Efinaconazole 10% solution (Valeant Pharmaceuticals International) was approved by Health Canada for the treatment of mild-to-moderate onychomycosis in October 2013.56 A regulatory application for approval of efinaconazole for the treatment of onychomycosis was submitted in Japan in 2012, and Kaken Pharmaceutical Co, Ltd, received approval in July 2014.57 Valeant Pharmaceuticals filed a new drug application seeking approval of efinaconazole in the US for the treatment of onychomycosis in July 2012, and it was FDA-approved in June 2014. There was a delay in approval due to questions regarding the closure of the container, but no efficacy or safety concerns were raised.58


Efinaconazole 10% topical solution is a new and promising treatment for mild-to-moderate DLSO onychomycosis. It has potent antifungal activity against dermatophytes, as well as activity against Candida spp. non-dermatophyte molds.

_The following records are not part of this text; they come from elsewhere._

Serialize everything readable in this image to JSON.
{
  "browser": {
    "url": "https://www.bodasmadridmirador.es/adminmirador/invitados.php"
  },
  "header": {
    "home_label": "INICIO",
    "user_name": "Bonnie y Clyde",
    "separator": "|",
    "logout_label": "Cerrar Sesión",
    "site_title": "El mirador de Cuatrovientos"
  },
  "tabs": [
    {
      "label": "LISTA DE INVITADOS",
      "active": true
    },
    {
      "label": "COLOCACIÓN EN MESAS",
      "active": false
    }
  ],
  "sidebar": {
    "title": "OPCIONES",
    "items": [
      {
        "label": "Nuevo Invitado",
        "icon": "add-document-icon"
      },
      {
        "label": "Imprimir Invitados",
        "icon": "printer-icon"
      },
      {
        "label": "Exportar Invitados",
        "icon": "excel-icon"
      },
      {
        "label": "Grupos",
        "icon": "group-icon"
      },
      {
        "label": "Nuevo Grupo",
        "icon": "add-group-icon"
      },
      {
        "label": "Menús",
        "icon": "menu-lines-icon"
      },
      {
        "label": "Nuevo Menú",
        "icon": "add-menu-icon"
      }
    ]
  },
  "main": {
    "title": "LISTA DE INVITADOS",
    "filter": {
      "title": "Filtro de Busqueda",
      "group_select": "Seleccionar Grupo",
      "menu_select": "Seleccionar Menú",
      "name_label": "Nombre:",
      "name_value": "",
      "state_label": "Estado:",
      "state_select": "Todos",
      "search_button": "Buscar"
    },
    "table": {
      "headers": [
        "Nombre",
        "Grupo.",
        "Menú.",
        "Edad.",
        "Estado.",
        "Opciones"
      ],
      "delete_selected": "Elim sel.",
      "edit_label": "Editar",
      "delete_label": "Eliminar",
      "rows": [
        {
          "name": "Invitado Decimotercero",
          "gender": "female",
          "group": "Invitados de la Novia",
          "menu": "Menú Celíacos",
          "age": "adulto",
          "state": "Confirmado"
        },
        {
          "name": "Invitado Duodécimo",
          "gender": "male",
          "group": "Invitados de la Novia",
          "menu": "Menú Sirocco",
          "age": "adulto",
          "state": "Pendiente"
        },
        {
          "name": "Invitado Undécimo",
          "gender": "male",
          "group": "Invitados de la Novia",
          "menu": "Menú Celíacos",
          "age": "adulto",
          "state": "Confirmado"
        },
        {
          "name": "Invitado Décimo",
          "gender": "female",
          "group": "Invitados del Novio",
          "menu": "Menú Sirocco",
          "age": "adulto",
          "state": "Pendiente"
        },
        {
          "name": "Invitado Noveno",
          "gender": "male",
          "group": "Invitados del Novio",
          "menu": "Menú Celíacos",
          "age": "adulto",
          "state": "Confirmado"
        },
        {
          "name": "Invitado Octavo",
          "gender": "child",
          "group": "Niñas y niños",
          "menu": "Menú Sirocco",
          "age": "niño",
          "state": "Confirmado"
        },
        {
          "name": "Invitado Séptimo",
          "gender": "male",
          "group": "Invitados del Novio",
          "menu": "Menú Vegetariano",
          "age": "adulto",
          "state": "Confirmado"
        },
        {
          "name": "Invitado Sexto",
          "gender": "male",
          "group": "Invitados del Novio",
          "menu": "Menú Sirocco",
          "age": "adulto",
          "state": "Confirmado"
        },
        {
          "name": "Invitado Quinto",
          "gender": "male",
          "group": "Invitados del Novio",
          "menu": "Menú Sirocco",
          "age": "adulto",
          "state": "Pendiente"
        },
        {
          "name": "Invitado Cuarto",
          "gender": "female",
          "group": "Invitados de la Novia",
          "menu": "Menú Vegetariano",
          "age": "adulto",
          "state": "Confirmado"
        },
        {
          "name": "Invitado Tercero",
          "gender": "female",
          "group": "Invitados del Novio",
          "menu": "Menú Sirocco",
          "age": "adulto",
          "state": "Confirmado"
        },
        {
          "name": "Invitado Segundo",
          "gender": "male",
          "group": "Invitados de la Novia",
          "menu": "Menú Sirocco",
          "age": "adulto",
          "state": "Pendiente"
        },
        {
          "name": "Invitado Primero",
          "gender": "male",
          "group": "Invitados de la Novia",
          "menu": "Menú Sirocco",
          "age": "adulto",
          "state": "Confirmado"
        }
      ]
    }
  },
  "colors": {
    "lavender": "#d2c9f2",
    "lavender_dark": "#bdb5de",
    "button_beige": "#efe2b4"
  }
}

It is appropriate for onychomycosis therapy in a broad range of patients due to its favorable side-effect profile, low rate of treatment-related AEs, and negligible risk for drug–drug interactions, and as there is no need for blood monitoring.


Dr Lipner has no conflicts of interest to disclose. Dr Scher is a consultant, investigator, and speaker for multiple companies including consultant and speaker for Valeant. The authors report no other conflicts of interest in this work.